Chronic hypoxia induces dramatic fibro-proliferative remodeling in the pulmonary artery (PA)adventitia that is especially impressive during the neonatal period and clearly contributes to the marked increase in pulmonary vascular resistance observed. One of the key mediators of these responses is protein kinase C (PKC) ¿ (zeta) which regulates hypoxia-inducible genes. To study the adventitial remodeling, we used PA adventitial fibroblasts cultured from neonatal control (Fib-C) and hypoxic pulmonary hypertensive calves (Fib-H) and compared the effects of hypoxia on PKC¿-related signaling pathways. We have observed that acute hypoxic exposure induces translocation of nuclear PKC¿ into the nuclear membrane and the cytoplasm selectively in Fib-C, but not in Fib-H. In Fib-C, PKG; inhibition results in sustained activation of extracellular signal-regulated kinases, ERK1/2, whereas it blocks ERK1/2 activation in Fib-H. The mechanisms by which PKC¿ can diversify its own biochemical properties in response to chronic hypoxia remain unexplored. Although PKC¿ suppresses the hypoxia-induced proliferation of Fib-C, it translates the hypoxic signal into replicative responses in Fib-H. The molecular mechanisms that confer the ability of PKC¿ to perform opposing functions, especially in proliferative responses, are unknown and will be examined here. We also found that PKC^ regulates MAP kinase phosphatase-1 (MKP-1) expression only in Fib-C, but not in Fib-H. The biochemical pathways responsible for uncoupling of PKQ; from the regulation of MKP-1 expression in Fib-H are not known. The aforementioned questions will be addressed by the following specific aims: 1) The development of hypoxic pulmonary hypertension leads to the appearance of fibroblasts with modified nuclear localization, activation and target specificity of PKC¿; 2) An altered functional role of PKC¿ as a growth regulator, promotes enhanced proliferation of fibroblasts from chronically hypoxic animals; 3) Nuclear PKC^-mediated growth-suppressing activity of MKP-1 is absent in fibroblasts isolated from the adventitial compartment of chronically hypoxic animals.
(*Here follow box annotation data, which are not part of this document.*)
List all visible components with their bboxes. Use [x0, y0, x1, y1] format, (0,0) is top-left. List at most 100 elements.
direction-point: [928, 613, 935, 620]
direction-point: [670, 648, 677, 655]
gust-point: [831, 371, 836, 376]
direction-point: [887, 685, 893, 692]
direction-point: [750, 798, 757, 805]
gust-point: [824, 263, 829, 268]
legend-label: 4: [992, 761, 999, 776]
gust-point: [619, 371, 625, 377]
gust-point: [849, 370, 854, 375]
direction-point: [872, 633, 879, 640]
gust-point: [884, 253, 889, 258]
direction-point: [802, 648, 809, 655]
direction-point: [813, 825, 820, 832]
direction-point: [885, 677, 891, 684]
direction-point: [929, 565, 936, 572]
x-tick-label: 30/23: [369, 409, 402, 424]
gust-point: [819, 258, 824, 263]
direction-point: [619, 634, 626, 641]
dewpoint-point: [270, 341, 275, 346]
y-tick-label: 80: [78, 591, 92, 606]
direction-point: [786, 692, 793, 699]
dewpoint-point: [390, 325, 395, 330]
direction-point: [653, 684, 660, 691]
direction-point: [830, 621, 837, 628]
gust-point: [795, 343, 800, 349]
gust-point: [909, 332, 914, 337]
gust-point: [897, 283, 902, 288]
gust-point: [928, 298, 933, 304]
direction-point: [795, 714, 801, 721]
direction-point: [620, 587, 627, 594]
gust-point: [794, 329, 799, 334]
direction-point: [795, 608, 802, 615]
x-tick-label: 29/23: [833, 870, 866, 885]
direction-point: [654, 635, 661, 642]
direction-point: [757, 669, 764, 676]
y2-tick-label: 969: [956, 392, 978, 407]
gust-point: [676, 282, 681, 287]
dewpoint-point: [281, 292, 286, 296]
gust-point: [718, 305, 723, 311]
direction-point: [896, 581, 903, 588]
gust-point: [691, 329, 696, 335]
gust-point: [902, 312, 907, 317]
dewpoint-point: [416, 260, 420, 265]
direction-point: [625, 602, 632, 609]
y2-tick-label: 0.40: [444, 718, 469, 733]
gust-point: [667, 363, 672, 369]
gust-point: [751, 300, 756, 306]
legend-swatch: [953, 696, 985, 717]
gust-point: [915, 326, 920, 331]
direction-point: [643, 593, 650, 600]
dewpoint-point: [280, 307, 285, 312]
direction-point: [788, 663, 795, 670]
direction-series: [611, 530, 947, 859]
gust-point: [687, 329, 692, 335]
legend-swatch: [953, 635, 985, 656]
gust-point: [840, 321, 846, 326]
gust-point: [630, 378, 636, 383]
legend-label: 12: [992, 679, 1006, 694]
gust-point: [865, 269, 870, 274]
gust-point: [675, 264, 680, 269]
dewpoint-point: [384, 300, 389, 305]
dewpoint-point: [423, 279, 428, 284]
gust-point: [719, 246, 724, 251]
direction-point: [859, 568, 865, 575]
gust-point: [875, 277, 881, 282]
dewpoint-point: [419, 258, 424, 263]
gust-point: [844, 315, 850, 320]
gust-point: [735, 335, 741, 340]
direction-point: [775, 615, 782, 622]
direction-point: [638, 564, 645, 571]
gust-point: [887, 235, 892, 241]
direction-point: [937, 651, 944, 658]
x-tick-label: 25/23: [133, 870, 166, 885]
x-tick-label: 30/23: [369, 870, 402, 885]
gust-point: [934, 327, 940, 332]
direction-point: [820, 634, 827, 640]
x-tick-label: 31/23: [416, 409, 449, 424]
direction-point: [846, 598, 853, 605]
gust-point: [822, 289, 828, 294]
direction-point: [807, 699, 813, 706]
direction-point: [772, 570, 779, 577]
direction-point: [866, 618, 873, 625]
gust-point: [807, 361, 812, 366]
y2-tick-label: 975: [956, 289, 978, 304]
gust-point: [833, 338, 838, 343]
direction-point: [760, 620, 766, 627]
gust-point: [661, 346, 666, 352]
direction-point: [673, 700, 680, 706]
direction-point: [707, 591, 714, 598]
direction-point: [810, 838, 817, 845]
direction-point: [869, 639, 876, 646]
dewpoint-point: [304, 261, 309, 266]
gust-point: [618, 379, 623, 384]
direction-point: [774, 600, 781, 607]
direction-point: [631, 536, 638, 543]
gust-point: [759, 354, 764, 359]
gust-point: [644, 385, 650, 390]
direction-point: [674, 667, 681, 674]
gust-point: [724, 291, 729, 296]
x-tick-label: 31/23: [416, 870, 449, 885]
Successful completion of the proposed experiments will provide new insights into the role of PKCf; and MKP-1 in pulmonary vascular diseases and could lead to the development of improved therapeutic strategies for the treatment of pulmonary diseases caused by chronic hypoxia.

慢性缺氧会引起肺动脉（PA）膜的戏剧性纤维增生重塑 在新生儿期间特别令人印象深刻，显然有助于明显增加 观察到肺血管阻力。这些反应的关键介体之一是蛋白激酶C （Zeta）（Zeta）调节低氧诱导基因。为了研究冒险重塑，我们使用了PA 从新生儿对照（FIB-C）和低氧肺高血压小牛培养的外膜成纤维细胞 （FIB -H）并比较了缺氧对PKCC相关信号通路的影响。我们已经观察到 急性低氧暴露会诱导核PKC易位到核膜和 在FIB-C中有选择性的细胞质，但在FIB-H中不选择。在fib-c中，pkg;抑制作用导致持续激活 细胞外信号调节的激酶，ERK1/2，而它阻断了FIB-H中的ERK1/2激活。这 PKC响应慢性缺氧而使PKCS多样化的机制多样化 尽管PKC抑制了缺氧引起的Fib-C的增殖，但它翻译了 在FIB-H中的复制响应中低氧信号。会议的分子机制 执行相反的功能，尤其是在增殖的反应中，未知，将被检查 这里。我们还发现PKC^调节MAP激酶磷酸酶-1（MKP-1）仅在Fib-C中的表达，但是 不在fib-h中。导致PKQ解偶联的生化途径；根据MKP-1的调节 FIB-H中的表达尚不清楚。理由问题将通过以下解决 具体目的：1）低氧肺高血压的发展导致外观 PKC¿的核定位，激活和目标特异性的成纤维细胞的； 2） PKC€作为生长调节剂的功能作用改变了，促进了增强 慢性低氧动物的成纤维细胞； 3）核PKC^介导的生长抑制 从从冒险室分离出的成纤维细胞中，MKP-1的活性不存在 长期缺氧动物。拟议的实验的成功完成将提供新的 对PKCF的作用的见解；肺血管疾病中的MKP-1，可能导致发展 改善了治疗由慢性缺氧引起的肺部疾病的治疗策略。